I know, I did get apples though, I got probably like more than 40 on 1 of my trees.


----------



## ChickenMom24 (Feb 14, 2021)

Animals45 said:


> I know, I did get apples though, I got probably like more than 40 on 1 of my trees.


Wow, that’s awesome!


----------



## Animals45 (May 11, 2021)

ChickenMom24 said:


> Wow, that’s awesome!


Sure is but the apples every year are so bitter, anyone know why? They taste sour and horrid..


----------



## ChickenMom24 (Feb 14, 2021)

Animals45 said:


> Sure is but the apples every year are so bitter, anyone know why? They taste sour and horrid..

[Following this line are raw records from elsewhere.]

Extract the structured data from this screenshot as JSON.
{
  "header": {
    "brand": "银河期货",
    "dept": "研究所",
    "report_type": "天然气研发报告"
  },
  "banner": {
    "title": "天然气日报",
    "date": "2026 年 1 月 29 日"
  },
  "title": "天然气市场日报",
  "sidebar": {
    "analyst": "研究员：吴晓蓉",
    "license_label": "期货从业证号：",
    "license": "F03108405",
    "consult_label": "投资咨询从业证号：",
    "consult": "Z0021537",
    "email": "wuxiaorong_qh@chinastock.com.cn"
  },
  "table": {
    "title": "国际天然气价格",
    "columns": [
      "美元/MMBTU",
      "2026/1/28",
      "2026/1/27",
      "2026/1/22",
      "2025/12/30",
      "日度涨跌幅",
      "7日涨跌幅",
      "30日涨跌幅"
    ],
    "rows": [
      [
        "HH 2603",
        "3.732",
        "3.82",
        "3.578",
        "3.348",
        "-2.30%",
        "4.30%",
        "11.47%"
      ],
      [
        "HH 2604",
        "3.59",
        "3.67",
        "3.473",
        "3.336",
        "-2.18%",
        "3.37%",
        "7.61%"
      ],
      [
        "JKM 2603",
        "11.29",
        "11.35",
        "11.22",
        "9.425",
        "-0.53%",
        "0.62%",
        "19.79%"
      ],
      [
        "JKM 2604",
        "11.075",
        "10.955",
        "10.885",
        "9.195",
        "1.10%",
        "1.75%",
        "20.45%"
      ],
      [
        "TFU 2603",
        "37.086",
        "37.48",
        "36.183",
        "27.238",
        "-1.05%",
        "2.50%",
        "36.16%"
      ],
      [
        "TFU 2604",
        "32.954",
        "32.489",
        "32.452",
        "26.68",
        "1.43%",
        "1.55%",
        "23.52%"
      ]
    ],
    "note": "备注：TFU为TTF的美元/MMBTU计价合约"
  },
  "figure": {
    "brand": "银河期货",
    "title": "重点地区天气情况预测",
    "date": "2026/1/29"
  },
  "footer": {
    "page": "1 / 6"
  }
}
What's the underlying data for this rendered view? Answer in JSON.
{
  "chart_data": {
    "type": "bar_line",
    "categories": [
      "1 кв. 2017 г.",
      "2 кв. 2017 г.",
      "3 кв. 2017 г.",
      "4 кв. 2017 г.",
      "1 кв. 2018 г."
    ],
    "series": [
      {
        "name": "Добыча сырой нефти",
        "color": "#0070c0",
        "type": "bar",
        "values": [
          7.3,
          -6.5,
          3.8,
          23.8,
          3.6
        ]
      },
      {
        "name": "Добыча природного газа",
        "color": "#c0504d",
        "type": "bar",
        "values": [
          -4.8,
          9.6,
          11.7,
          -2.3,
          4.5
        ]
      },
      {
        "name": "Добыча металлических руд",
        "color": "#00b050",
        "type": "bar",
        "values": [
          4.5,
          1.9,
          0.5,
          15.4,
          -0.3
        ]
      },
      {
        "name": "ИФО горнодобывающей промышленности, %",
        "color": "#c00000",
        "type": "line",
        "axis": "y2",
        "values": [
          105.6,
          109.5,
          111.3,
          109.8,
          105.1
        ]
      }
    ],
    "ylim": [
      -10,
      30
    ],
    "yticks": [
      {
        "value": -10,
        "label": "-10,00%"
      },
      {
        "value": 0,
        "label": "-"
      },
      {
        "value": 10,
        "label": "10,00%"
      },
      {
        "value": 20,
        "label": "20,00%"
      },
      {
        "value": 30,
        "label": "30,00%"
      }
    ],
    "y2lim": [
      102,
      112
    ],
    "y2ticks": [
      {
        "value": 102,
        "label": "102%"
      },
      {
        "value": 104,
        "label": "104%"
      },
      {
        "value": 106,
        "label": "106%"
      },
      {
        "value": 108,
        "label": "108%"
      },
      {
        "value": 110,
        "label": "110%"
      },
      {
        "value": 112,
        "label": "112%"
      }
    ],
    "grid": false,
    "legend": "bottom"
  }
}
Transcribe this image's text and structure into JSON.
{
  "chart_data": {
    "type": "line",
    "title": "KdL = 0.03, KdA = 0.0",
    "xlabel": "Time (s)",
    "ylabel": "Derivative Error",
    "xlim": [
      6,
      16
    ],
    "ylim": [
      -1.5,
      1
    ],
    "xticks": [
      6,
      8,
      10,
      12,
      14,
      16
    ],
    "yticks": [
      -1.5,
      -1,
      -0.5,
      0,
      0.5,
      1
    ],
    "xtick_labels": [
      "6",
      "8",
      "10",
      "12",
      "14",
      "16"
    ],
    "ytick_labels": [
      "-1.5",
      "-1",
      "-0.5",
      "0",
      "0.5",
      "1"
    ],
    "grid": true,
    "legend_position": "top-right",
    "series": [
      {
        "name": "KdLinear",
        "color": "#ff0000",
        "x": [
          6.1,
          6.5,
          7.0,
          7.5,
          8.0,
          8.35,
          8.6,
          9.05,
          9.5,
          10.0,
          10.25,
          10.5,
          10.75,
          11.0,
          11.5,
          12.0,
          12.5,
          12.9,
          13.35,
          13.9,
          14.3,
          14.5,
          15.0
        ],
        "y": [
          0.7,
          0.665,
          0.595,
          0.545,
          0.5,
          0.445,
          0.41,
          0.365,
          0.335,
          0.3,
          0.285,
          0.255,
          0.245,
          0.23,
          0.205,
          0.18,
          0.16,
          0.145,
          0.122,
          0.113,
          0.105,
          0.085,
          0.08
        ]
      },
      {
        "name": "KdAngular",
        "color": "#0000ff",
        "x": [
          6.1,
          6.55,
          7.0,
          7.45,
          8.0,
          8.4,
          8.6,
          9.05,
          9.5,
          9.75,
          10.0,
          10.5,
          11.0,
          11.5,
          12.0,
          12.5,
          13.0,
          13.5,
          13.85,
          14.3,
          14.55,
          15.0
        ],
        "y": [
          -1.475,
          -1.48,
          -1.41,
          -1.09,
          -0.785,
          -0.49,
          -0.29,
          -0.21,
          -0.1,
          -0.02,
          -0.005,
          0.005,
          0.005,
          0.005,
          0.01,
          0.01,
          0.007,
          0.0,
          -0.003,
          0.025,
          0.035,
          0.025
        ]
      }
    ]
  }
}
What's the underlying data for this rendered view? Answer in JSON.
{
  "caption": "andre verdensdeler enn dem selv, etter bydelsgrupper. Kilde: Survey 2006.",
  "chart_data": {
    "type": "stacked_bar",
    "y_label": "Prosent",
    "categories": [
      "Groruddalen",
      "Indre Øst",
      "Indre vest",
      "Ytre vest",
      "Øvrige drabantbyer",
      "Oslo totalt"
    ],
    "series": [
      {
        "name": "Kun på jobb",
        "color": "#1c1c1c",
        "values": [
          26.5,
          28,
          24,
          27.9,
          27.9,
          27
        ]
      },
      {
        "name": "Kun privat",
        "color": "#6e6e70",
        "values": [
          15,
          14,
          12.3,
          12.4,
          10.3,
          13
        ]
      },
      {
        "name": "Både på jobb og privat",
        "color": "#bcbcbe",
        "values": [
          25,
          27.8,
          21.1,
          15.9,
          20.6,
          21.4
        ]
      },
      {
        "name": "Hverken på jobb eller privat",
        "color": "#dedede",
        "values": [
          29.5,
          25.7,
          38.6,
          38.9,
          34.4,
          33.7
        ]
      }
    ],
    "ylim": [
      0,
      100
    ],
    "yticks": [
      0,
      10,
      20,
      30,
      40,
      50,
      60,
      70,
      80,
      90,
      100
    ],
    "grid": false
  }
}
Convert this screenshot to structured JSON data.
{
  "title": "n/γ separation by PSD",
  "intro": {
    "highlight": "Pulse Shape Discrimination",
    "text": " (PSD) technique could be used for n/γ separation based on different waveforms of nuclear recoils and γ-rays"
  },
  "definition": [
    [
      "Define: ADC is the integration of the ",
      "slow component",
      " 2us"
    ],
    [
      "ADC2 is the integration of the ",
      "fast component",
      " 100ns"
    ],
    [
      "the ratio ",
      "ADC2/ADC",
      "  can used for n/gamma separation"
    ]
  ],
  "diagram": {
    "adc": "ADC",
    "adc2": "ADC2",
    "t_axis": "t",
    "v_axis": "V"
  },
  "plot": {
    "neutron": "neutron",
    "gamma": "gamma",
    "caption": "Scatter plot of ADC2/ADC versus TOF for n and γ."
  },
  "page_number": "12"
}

It depends on the variety. Are they crabapples? We have some that are like that. I just pitch them in the woods for the deer and bears when we get them. Some people will turn those bitter ones into jelly with a ton of sugar.
Otherwise we have a Red Barron tree that has really good apples when we get them. We used to have honey crisp and some other variety, but they didn’t survive a bad winter we had several years back.


----------



## Animals45 (May 11, 2021)

ChickenMom24 said:


> It depends on the variety. Are they crabapples? We have some that are like that. I just pitch them in the woods for the deer and bears when we get them. Some people will turn those bitter ones into jelly with a ton of sugar.
> Otherwise we have a Red Barron tree that has really good apples when we get them. We used to have honey crisp and some other variety, but they didn’t survive a bad winter we had several years back.


They might be Crabapples, I will have to research them. I had about 3 apple tree's but none survived.. The bitter apples I get off my tree are also pink on the inside.


----------